Juan Masullo is Assistant Professor at the Institute of Political Science, Leiden University. He is also a co-editor of Qualitative & Multi-Method Research, the biannual publication of APSA's Qualitative and Multi-Method Research Section, and associate editor of the International Studies Review. Before joining Leiden University, he was a Lecturer at the Department of Politics and International Relations (DPIR) and an Associate Member of Nuffield College at the University of Oxford; a Postdoctoral Fellow at the Bremen International Graduate School of Social Science (BIGSSS), and a Research Fellow at the Program on Order, Conflict and Violence (OCV), Yale University. He completed his Ph.D. at the European University Institute.
Emily Paddon Rhoads is Associate Professor of Political Science at Swarthmore College. She is the author of Taking Sides in Peacekeeping: Impartiality and the Future of the United Nations (Oxford University Press 2016) as well as several articles on civilian protection, peacekeeping, and the United Nations. Previously, she was the Rose Research Fellow in International Relations (Lady Margaret Hall) and Associate Faculty at the Blavatnik School of Government, both at the University of Oxford. She has been a visiting scholar and researcher at Columbia University, International Peace Institute, and European University Institute. She holds a DPhil in International Relations from the University of Oxford.
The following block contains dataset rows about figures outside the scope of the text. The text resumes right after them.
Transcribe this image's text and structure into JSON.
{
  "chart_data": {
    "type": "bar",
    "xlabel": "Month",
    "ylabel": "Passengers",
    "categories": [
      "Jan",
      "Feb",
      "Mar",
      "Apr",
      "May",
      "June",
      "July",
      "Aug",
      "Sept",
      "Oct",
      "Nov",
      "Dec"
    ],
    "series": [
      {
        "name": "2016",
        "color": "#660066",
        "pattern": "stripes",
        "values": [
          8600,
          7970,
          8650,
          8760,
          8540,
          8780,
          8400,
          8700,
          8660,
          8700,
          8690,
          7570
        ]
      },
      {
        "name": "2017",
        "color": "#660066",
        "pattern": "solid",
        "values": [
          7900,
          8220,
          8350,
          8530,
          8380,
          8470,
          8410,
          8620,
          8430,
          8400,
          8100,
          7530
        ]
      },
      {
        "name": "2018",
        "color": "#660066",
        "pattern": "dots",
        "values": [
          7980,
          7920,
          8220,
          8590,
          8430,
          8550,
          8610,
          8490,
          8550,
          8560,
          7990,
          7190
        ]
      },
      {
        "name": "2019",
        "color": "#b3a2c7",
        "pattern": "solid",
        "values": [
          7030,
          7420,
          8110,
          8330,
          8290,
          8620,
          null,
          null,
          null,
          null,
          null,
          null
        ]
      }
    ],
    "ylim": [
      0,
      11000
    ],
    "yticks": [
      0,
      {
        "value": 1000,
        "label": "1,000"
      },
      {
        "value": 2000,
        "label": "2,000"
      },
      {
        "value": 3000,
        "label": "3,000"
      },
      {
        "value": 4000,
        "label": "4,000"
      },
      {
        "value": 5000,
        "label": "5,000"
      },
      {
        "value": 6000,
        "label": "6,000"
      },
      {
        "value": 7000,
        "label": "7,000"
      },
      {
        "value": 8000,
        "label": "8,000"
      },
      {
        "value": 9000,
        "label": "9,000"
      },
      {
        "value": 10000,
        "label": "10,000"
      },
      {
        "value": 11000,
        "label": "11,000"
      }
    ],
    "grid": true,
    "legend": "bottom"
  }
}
Jennifer M. Welsh is the Canada 150 Research Chair in Global Governance and Security at McGill University and Director of the Centre for International Peace and Security Studies. She was previously Chair in International Relations at the European University Institute and Professor in International Relations at the University of Oxford, where she co-founded the Oxford Institute for Ethics, Law and Armed Conflict. From 2013-2016, she served as the Special Adviser to the UN Secretary General, Ban Ki-moon, on the Responsibility to Protect. She has published several books and articles on the ethics and politics of armed conflict, the 'responsibility to protect', humanitarian action and civilian protection, the UN Security Council, and Canadian foreign policy.
Summary
Civilian Protective Agency in Violent Settings establishes the study of civilian agency and its protective dimension across various violent settings as a systematic and unified field of research, and offers conceptual foundations, new theoretical insights, and detailed empirics that advance our understanding of civilian protective agency.